HAProxy is essentially the entry-point for most of the services I run. Its logs are sent to a central rsyslog container on a volume that's accessible by the GoAccess container for parsing. I found most of the configs here.
    log         /dev/log local2 # Log to local syslog, which sends a copy to a
                                # remote rsyslog container.

frontend main
    capture request header Referer len 128
    capture request header User-Agent len 128

    log-format %si:%sp\ %ci\ [%t]\ \"%r\"\ %ST\ %B\ "%hr"
    # %si - your server ip - very useful if you have multiple application
    # %sp - your server port
    # %ci - user ip
    # %t  - datetime in haproxy format
    # %r  - request
    # %ST - status code
    # %B  - data reponse length
    # %hr - captured headers separated by "|" (Referer|User-Agent)
# Send haproxy logs to its own file
local2.*    -/var/opt/log/haproxy/haproxy.log

# Receive messages from remote host via UDP
time-format %H:%M:%S

date-format %d/%b/%Y

log-format %^ %^ %^ %^ %h [%d:%t.%^] "%r" %s %b "{%R|%u}"

# %^ - skipped token
# %h - user ip
# %d - date-format
# %t - time-format
# %r - request e.g.
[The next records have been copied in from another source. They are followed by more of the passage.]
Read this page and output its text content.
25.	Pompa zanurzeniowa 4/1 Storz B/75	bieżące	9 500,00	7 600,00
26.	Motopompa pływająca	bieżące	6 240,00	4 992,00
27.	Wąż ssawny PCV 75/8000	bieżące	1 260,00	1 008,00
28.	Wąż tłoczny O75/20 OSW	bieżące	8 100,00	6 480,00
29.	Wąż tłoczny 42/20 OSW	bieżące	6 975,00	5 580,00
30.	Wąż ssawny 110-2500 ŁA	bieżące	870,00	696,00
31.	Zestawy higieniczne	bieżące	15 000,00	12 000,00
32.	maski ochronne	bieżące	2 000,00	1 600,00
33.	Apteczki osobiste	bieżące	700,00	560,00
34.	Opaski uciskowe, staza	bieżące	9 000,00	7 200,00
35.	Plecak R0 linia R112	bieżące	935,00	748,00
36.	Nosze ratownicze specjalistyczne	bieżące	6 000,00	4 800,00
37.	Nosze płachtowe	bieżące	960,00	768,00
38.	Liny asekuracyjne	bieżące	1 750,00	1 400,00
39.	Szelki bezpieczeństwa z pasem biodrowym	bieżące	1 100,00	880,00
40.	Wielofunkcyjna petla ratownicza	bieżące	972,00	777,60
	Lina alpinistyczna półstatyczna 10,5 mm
GET /something
# %s - server status code
# %b - data response length
# %R - referer - very important if you want to know where your users come from
# %u - user agent

# There is so many skipped tokens because my haproxy put some extra information in every line or rsyslog(?)
# Sample line:
# Mar 22 09:09:06 server haproxy[PID]: [22/Mar/2016:09:08:56.989] "POST /UIDL/?v-uiId=0 HTTP/1.1" 200 334 "{https://www.referer.com/|Mozilla/5.0 (Linux; Android 4.4.4; GT-I9060I Build/KTU84P) AppleWebKit/537.36 (KHTML, like Gecko) Chrome/47.0.2526.83 Mobile Saf}"

Now I can look at all crawler traffic from the terminal. Yay.

GoAccess Screenshot

I might enable the web version at a later date. Still undecided at the moment.